How do you stay true to yourself when you’ve lost the authentic self in the process of creating the professional self?
Once a while, people ask if I want to do something bigger with this blog. Like making it a “real deal”, writing on schedule, stacking up likes and putting up ads. I thought about it. But I don’t like it.
At the end of the day, the reason I created this blog wasn’t to share my wisdom to the masses and recruit them into a cult. When I started out, I didn’t even share the post onto my Facebook account (which at that time didn’t even have as many friends as it does now). I just wanted to keep the site private, secretive and true.
First stage: The rant
My blog, first and foremost, was a form of therapy for my anxiety and mild depression at the time. I was living away from home for the first time. In a different continent. In a country that speaks a language that I wasn’t familiar with. Envious of my high school friends who got to study in Australia, France, Germany, Canada, the UK and the US, all these fancy countries that are mentioned all the time on the news and in the textbooks. I was sad.

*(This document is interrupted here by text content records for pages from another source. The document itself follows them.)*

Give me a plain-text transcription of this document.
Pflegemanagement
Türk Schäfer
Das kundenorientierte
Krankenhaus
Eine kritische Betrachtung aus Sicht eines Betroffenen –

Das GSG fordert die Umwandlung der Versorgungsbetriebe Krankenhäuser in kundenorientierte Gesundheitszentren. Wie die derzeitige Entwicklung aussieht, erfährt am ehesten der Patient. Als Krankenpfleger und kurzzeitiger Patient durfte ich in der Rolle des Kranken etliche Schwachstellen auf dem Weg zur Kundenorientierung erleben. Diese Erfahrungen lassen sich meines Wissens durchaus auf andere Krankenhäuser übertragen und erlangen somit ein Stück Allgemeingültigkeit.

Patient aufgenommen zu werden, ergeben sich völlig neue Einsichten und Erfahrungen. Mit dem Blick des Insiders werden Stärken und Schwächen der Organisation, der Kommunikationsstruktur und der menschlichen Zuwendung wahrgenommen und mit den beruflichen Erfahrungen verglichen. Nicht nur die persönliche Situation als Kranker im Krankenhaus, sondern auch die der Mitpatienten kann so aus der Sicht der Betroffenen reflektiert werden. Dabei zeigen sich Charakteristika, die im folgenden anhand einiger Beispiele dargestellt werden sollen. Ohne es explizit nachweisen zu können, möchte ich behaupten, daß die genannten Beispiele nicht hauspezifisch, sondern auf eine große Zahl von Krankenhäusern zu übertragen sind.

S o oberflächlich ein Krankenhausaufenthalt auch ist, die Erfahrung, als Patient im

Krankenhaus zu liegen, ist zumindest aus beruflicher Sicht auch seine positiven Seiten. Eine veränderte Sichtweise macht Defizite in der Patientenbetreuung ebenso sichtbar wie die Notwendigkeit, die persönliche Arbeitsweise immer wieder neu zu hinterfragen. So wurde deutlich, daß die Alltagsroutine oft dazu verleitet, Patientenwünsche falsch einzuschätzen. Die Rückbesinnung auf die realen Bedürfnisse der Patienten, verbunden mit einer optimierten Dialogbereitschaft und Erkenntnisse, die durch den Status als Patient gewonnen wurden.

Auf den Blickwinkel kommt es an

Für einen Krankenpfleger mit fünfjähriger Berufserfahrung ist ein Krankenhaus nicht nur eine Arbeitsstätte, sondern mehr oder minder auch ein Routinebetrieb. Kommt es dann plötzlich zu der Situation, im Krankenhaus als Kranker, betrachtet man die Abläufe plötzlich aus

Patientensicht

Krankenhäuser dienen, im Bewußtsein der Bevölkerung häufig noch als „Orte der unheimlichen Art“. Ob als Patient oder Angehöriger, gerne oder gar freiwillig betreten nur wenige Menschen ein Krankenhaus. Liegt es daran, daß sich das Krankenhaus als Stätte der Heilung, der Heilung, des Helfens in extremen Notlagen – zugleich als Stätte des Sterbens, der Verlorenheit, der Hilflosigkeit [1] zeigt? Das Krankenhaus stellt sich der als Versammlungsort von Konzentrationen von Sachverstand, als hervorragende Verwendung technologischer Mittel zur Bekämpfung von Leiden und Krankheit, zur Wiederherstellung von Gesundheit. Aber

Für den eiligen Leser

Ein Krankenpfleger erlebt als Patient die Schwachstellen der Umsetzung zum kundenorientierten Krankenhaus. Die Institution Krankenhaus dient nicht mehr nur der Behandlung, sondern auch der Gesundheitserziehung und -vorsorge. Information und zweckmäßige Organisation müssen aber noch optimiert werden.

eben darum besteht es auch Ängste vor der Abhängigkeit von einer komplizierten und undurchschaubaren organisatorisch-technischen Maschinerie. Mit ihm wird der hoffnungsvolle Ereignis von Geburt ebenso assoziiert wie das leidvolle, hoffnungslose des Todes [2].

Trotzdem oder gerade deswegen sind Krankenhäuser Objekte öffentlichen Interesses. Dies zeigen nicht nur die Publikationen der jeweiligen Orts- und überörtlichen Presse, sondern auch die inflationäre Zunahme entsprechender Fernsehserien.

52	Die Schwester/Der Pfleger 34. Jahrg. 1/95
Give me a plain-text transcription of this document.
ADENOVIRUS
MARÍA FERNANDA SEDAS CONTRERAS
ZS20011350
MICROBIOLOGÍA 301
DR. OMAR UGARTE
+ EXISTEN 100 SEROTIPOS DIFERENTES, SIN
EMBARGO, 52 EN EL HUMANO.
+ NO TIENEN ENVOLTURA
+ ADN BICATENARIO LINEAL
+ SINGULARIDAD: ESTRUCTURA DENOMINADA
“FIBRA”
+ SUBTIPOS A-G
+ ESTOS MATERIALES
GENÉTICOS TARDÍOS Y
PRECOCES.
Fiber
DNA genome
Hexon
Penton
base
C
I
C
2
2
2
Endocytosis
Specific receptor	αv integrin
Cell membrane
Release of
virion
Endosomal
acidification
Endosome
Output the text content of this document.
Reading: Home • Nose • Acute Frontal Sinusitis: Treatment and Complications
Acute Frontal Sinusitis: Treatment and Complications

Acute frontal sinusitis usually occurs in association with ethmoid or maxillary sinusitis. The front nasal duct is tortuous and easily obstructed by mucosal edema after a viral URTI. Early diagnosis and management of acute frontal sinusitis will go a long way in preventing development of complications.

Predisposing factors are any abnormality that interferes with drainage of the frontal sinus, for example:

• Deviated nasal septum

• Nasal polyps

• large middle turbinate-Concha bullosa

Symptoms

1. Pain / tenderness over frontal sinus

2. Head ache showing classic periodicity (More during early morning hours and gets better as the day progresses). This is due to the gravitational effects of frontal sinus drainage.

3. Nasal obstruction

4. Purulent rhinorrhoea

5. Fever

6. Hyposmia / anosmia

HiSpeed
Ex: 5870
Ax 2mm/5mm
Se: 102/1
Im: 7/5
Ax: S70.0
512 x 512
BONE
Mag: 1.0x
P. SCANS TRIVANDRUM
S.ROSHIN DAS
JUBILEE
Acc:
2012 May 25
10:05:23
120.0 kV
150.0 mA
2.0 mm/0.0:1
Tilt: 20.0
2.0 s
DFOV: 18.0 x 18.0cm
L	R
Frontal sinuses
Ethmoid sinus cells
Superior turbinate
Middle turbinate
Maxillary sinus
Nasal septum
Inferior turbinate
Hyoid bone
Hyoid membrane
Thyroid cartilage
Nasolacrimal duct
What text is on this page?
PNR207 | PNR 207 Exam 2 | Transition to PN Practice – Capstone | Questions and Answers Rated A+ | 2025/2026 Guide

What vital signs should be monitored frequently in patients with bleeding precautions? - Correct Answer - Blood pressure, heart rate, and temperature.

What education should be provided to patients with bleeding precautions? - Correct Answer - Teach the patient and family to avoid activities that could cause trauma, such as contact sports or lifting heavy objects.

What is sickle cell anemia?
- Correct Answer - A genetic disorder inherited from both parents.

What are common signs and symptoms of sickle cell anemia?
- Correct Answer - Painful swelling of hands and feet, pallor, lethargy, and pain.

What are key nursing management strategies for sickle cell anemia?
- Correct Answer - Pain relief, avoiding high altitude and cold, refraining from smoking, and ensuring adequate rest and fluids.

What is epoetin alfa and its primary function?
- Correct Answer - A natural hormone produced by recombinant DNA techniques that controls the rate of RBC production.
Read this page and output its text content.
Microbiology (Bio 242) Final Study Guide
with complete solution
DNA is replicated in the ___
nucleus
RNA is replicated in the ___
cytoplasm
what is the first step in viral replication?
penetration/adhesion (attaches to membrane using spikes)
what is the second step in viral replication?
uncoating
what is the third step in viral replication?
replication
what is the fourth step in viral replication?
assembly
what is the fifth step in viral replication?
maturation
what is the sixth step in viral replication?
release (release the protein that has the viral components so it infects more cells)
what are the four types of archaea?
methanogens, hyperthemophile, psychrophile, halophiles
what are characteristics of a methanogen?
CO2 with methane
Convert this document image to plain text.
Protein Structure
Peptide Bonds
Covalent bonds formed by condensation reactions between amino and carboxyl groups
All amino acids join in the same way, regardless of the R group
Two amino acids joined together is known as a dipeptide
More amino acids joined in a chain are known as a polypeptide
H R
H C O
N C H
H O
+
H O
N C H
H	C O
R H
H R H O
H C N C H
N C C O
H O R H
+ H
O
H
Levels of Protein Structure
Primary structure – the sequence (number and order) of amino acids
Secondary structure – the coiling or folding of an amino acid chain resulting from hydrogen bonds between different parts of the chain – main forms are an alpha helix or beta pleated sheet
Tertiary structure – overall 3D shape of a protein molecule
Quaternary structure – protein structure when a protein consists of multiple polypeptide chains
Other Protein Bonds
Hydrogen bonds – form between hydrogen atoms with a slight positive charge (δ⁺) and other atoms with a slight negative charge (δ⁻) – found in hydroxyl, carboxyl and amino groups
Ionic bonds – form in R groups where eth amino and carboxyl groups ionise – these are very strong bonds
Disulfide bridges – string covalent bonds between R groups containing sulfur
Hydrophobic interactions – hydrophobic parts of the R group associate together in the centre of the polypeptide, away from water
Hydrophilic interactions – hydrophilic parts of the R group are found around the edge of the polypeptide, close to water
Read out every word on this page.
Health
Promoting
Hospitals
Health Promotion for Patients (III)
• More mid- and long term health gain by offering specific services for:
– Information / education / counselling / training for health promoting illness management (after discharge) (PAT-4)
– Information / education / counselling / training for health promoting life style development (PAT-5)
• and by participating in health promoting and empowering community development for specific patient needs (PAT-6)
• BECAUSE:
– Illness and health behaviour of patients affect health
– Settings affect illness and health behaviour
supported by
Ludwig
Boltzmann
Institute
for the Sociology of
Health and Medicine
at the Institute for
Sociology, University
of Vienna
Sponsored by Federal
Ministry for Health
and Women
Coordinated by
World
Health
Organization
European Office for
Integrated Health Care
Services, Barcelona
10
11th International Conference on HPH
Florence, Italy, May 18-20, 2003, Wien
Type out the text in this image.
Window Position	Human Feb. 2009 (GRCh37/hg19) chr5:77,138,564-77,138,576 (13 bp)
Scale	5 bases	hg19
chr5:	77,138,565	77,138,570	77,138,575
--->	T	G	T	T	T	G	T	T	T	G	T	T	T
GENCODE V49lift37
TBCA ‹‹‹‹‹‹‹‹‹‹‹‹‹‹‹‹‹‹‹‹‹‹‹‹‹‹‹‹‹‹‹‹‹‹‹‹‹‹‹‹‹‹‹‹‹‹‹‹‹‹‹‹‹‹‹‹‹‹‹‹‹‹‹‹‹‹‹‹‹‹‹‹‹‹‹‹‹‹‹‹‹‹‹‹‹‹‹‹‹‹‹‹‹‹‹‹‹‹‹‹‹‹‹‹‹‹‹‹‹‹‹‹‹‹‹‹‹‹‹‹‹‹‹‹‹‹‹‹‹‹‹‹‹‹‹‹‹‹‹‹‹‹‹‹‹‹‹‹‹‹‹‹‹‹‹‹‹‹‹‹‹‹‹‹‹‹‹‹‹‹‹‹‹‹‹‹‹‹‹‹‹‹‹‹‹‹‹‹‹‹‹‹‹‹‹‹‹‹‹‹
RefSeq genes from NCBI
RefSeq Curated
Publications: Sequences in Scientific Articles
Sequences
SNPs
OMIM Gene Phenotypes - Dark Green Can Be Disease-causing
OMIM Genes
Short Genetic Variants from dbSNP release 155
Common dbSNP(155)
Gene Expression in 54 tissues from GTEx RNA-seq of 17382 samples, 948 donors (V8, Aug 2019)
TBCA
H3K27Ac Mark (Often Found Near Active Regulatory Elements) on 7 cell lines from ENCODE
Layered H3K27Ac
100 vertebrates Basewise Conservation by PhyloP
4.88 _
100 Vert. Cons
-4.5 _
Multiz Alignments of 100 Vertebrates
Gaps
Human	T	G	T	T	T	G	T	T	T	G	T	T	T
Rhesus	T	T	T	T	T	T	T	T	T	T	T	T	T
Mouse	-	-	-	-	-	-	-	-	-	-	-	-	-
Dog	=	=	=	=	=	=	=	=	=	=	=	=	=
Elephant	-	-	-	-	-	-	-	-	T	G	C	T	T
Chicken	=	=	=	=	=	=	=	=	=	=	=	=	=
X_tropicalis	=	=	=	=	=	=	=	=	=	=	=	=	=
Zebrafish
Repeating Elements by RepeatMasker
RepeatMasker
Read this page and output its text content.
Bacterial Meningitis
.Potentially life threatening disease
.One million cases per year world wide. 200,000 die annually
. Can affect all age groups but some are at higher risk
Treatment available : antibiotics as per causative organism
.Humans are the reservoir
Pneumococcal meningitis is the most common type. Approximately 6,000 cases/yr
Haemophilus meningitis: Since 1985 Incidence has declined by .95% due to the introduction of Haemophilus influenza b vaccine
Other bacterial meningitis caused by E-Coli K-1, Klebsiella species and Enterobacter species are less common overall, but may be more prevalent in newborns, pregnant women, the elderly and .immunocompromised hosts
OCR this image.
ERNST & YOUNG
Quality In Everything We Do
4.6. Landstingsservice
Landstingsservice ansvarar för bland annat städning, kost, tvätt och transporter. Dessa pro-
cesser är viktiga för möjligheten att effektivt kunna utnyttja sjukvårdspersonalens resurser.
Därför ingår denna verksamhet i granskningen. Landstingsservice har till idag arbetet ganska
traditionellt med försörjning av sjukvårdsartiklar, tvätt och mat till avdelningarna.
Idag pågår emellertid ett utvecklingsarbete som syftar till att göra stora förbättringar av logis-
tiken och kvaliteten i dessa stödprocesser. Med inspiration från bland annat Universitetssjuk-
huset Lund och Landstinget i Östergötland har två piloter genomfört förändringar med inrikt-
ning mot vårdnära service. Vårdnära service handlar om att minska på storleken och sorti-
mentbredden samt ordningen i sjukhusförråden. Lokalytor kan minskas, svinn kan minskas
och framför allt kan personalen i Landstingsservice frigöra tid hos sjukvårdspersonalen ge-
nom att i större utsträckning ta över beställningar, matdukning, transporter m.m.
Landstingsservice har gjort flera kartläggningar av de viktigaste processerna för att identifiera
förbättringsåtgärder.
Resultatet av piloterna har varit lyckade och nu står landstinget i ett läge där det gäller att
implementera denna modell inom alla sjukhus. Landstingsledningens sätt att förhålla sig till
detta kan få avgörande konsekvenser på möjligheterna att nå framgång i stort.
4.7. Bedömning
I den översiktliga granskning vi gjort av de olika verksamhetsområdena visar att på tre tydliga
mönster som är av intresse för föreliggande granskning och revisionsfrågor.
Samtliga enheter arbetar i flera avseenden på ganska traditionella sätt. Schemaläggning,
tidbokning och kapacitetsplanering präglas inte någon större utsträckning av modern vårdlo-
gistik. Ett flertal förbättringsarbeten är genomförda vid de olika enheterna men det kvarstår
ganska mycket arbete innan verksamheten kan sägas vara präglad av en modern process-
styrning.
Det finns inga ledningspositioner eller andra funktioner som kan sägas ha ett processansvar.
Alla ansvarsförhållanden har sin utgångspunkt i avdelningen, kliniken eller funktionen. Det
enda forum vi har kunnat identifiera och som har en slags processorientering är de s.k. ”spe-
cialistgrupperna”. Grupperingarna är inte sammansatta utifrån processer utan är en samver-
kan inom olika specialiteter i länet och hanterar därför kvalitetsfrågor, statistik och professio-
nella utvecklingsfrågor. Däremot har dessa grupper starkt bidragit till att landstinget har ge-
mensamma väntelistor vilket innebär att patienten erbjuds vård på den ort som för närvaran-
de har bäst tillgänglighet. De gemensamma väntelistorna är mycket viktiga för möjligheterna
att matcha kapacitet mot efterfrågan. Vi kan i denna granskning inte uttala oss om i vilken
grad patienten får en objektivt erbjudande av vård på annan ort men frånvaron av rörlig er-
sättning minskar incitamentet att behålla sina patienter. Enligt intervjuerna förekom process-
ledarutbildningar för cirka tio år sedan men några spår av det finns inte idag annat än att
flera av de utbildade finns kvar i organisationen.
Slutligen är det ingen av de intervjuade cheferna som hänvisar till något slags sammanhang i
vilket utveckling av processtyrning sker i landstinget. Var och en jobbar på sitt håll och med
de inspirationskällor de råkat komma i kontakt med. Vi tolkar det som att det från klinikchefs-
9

But writing made me realize, my problem was more than just sadness. It was ignorance. I was stupid. I wasn’t aware of my privilege. Wasn’t grateful for what my parents have done for me. Wasn’t thinking about anyone else but myself. It resulted in a series of blog posts writing about how I hated my life, my school, my country and whatnot. Full of hatred.
I wouldn’t delete those posts though, even though they are kind of embarrassing to reread. I think they were true to me at the moment. They capture my thoughts and emotion in time. And that’s kind of incredible. So I don’t regret anything. But I wouldn’t showcase it to the world and tell people to learn something from it. Because they wouldn’t see the journey as I’ve experienced it. They wouldn’t see me grow post by post. They just read one blog, and that’s it. That’s how they see me. The true me of 3 years ago wouldn’t be the same me today. But how could they tell?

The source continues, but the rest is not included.